Although Wordfence also has a paid option, it’s free option gives you so much more than what Website Defender provides, including antivirus scans.
- Sucuri – Sucuri seems to be where people turn to after their sites have been infected. They do offer more proactive website monitoring, but the costs have prevented me from investigating further: $90/year for one site, $390/year for 15 sites.
- Wordfence – http://wordpress.org/extend/plugins/wordfence/
Wordfence is a recently introduced WordPress security service. One of the best features of Wordfence is that it scans your core WordPress files and checks them for viruses (a paid API is needed to scan your plugins and themes against the versions at the WordPress.org repository). What Norton Anti-Virus is to your computer is basically what Wordfence is for your WordPress site. Not only is Wordfence great for preventing an infected WordPress site, it can actually heal files (doing a diff on them to see how they’ve been hacked and then reconstructing them). This protection includes backdoor trojans and other kinds of malware that target WordPress sites.
Also, it’s login security options essentially replace the Login Lockdown plugin:
Wordfence as an Anti-Bot Plugin
There are multiple features that Wordfence has that makes it a great solution if you need to track down bandwidth-slurping bots and give them the boot:
- It includes a firewall to block common security threats like fake Googlebots and malicious hacker scans.

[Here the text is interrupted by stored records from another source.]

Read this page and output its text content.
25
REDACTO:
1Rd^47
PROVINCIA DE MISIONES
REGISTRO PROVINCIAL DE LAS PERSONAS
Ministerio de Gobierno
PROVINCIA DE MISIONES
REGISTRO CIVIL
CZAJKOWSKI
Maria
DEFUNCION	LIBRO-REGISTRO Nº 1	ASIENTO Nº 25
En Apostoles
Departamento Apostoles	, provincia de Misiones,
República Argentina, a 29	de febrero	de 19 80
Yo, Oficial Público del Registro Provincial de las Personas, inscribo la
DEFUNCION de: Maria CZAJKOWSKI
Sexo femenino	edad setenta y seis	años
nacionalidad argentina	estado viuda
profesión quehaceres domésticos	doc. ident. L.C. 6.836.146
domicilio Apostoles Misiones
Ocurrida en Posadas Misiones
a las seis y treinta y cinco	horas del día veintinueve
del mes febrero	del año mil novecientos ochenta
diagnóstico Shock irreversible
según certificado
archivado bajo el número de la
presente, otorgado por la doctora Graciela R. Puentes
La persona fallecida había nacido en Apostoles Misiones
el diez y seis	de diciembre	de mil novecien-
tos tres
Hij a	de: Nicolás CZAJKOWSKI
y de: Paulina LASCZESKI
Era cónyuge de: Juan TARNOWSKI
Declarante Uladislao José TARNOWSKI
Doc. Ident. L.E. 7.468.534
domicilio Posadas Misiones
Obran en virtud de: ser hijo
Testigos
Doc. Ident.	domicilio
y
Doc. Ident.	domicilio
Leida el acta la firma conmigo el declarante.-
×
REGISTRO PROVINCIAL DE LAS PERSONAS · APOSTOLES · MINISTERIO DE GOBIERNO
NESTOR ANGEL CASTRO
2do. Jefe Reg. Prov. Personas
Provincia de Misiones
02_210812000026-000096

- You can rate limit or block security threats like aggressive crawlers, scrapers and bots using security scans to pry for your site’s vulnerabilities.
- You can choose whether you want to throttle or block completely users and robots who break your security rules.
- See all your traffic in real-time, including automated robots as well as humans.
- Wordfence will also show you 404 errors, login attempts and who or what is consuming most of your bandwidth. It will also reveal city-level geolocation, so you can know what country your security threats are coming from.
- Monitors disk space during a DDoS attack on your WordPress site, since filling up your disk is one way that a bot could cripple your site.
Below you can see how well Wordfence is able to pick out fake Google crawlers without any user intervention. Many bots don’t play nice, and fake Googlebots are only one example:
Wordfence Alternatives for Blocking Bad Bots
So let’s look at some alternatives to Wordfence for keeping the bad spiders away from your site:
- Spyder Spanker was originally offered as a free plugin on the (now defunct) CashTactics affiliate marketing website. WordPress users have needed an alternative to Chennai Central, an anti-bot plugin that has been orphaned. Spyder Spanker re-emerged in 2012 in both standard and pro versions (there is no free option, a fact that isn’t surprising seeing how it’s being sold primarily in affiliate marketing forums). The plugin is incompatible with W3 Total Cache, which unfortunately means it’s not an option for me.
- CloudFlare – https://www.cloudflare.com
CloudFlare is a service that blocks bots even before they reach your site. There’s a catch, and it’s a big one: you have to point the DNS of your site to Cloudflare. Many webmasters are not willing to give another company this kind of control over their site. I’ll return to Cloudflare in a later post, but they seem to be getting better and better and many of the “server not found” types of errors that plagued early adopters are becoming much rarer now.
The only issue with Wordfence I see so far is that it can be resource hungry. The plug-in itself can consume up to 8 MB of memory. Also, any time you have the admin screen open watching live traffic will likely tax your server’s CPU to some degree.